AMontgomerie / question_generator

An NLP system for generating reading comprehension questions
MIT License
281 stars 72 forks source link

</s> special tokens are coming in answers #6

Closed Threepointone4 closed 2 years ago

Threepointone4 commented 3 years ago

The special character is coming as part of the answer.
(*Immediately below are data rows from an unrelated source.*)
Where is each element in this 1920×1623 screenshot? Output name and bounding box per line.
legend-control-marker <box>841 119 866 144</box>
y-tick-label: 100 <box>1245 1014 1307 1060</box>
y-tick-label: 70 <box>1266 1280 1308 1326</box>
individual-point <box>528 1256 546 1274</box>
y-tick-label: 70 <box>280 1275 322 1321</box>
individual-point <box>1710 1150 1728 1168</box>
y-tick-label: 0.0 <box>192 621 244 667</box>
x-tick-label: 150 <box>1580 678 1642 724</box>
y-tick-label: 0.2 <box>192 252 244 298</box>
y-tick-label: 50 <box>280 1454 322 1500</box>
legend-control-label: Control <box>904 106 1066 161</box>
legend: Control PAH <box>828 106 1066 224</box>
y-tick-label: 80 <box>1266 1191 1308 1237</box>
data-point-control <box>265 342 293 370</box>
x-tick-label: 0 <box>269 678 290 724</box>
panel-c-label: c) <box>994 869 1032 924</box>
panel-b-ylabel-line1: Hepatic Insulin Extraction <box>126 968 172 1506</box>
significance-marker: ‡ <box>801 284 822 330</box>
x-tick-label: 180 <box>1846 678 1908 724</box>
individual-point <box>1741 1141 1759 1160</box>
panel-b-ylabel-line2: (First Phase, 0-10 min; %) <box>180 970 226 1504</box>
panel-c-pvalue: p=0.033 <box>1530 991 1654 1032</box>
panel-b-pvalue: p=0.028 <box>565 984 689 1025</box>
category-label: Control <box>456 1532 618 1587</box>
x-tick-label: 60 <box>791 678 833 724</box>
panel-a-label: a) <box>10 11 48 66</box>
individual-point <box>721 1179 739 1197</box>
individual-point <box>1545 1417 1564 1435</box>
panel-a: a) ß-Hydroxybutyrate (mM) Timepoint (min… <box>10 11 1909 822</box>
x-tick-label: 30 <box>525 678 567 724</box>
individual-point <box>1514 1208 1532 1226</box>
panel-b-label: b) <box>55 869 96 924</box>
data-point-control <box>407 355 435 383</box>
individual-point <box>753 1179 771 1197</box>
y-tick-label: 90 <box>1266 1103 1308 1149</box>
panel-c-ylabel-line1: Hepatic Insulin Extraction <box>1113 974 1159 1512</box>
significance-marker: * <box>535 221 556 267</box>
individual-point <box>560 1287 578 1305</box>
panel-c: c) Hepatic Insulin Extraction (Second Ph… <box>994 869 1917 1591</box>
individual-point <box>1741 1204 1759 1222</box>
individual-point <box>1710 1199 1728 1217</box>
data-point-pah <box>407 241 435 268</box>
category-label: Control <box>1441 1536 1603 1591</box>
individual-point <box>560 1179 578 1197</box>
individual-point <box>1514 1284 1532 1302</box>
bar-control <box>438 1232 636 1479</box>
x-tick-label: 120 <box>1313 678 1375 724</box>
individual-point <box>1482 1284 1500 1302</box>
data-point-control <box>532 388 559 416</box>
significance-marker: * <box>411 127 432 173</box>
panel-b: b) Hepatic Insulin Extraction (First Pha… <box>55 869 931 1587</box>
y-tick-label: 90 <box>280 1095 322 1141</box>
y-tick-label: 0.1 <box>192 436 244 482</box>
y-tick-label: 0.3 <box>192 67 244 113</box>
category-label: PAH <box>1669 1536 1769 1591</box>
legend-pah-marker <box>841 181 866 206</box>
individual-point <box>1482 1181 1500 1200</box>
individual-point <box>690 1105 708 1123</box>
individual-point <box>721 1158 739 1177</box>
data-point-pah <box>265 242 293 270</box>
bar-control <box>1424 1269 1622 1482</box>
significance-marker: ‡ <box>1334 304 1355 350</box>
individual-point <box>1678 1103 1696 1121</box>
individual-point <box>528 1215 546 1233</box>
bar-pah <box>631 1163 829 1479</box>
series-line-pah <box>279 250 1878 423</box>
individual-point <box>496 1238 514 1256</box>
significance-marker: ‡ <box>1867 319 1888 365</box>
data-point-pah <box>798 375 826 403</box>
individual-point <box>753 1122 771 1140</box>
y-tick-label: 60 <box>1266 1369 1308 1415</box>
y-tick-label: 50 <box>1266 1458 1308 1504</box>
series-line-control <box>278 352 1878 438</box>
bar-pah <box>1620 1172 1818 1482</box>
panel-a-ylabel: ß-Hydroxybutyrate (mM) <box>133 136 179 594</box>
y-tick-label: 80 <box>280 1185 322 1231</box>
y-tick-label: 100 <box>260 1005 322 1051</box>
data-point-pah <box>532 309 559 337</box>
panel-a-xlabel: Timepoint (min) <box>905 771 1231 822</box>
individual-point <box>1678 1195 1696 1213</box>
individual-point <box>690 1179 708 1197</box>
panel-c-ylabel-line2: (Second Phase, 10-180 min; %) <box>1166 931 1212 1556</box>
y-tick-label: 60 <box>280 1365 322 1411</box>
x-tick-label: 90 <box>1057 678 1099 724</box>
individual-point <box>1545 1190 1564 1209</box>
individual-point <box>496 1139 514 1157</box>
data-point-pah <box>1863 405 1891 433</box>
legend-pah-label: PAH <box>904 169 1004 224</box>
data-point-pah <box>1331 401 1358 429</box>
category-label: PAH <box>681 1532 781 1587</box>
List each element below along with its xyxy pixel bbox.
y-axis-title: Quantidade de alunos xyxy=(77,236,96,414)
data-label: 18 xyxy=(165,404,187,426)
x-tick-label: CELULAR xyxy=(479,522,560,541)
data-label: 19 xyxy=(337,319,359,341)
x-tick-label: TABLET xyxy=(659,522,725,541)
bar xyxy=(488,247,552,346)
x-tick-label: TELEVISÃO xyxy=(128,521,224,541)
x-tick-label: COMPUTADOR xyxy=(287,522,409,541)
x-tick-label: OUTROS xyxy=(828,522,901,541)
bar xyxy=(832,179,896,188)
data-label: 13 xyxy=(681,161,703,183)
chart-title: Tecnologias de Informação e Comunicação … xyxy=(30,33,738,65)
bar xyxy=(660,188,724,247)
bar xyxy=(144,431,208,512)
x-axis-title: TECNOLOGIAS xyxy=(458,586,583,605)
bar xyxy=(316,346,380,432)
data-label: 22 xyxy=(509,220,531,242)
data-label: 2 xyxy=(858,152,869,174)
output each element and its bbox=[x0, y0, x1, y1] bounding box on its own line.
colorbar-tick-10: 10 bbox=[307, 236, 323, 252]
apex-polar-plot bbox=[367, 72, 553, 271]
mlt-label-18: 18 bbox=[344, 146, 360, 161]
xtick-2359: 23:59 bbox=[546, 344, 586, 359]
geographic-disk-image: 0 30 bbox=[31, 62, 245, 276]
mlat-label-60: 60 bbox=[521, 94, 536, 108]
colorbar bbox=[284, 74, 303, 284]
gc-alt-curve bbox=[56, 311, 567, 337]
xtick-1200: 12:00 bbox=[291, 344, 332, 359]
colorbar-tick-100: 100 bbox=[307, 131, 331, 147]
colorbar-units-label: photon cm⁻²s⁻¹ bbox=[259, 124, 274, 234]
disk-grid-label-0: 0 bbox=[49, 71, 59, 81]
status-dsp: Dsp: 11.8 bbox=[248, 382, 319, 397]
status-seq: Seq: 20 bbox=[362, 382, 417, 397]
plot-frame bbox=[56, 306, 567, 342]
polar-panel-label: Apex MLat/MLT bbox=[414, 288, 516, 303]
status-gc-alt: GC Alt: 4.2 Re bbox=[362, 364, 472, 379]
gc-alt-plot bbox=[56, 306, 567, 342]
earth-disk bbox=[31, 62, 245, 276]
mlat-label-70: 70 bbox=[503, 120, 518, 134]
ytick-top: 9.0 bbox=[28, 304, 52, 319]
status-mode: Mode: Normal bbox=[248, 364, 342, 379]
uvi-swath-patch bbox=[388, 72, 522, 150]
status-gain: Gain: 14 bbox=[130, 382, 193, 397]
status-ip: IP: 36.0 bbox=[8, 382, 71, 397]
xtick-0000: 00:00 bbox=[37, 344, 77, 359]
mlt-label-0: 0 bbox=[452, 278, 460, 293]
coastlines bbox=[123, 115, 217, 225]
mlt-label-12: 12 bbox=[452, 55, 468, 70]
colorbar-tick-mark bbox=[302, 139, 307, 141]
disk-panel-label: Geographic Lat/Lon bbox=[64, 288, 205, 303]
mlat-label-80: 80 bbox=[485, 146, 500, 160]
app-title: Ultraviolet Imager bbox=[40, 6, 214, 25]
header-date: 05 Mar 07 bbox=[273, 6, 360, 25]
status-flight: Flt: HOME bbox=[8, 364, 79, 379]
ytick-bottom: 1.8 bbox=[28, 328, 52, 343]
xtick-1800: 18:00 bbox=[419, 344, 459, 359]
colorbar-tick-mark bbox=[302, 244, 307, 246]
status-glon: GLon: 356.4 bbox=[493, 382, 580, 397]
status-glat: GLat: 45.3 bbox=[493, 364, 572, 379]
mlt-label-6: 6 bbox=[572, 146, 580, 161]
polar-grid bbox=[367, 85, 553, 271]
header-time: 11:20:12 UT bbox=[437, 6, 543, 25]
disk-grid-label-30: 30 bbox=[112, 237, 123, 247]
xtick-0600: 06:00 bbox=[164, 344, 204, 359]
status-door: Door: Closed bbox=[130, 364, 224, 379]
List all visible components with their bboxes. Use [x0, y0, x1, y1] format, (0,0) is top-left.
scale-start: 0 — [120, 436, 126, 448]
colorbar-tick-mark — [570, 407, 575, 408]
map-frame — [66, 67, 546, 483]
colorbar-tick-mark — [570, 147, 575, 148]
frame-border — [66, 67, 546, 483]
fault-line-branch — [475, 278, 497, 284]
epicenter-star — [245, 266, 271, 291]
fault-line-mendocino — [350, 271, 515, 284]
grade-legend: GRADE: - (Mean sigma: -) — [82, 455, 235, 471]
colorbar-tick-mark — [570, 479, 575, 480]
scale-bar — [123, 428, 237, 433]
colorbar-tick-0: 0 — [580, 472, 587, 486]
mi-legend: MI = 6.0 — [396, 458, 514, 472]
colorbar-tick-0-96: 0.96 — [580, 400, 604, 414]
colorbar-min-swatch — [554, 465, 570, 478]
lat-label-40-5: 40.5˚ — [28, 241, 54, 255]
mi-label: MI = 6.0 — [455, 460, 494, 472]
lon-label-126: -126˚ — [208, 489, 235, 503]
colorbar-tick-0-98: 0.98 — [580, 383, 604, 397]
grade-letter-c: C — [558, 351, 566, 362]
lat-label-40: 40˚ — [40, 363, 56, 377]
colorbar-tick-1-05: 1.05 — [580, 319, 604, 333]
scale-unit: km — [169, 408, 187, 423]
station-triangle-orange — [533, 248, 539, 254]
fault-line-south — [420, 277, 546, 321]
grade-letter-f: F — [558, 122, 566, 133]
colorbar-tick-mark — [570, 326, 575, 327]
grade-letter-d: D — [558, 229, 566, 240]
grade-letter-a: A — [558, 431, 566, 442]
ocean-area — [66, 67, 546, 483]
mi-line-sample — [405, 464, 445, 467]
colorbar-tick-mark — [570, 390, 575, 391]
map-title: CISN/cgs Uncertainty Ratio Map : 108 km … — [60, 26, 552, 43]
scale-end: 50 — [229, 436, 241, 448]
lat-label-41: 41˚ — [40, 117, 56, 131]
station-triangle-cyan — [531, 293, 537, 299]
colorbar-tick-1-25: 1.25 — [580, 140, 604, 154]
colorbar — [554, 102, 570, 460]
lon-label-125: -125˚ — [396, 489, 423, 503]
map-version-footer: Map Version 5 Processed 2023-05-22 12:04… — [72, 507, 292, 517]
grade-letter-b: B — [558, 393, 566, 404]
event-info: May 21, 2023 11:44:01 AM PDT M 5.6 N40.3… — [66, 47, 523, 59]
One warring i saw which may be related to this : UserWarning: This sequence already has . In future versions, this behavior may lead to duplicated eos tokens being added. f"This sequence already has {self.eos_token}. In future versions, this behavior may lead to duplicated eos tokens being added."

My version : transformers==4.1.1

ankitkr3 commented 3 years ago

Hi @Threepointone4 @AMontgomerie I am also facing the same problem, is it solved by any chance ?

Punit-Koujalgi commented 3 years ago

Don't append at the end to the input, the library does that for you.

Punit-Koujalgi commented 3 years ago

I meant don't append ""

Punit-Koujalgi commented 3 years ago

dont append \<\/s>

ps-innovator commented 3 years ago

Hello, this is the following code I used to generate questions. I also have the same problem as @Threepointone4. As shown in my code, I am not appending anything to the input @Punit-Koujalgi.

Here is my code:

qg = QuestionGenerator()

with open('owl_rescue.txt', 'r') as a: article = a.read()

qa_list = qg.generate( article, num_questions=10, answer_style='all' )

print_qa(qa_list)

@AMontgomerie is there any solution for this?

Thanks in advance! I greatly appreciate it!

Threepointone4 commented 3 years ago

@all sorry for the late response, Just upgrade to new transformer this will not happen and self.qg_tokenizer.decode(output[0], skip_special_tokens=True) this skip_special_token should be true in newer transformer

AMontgomerie commented 2 years ago

I've added skip_special_tokens=True to master now.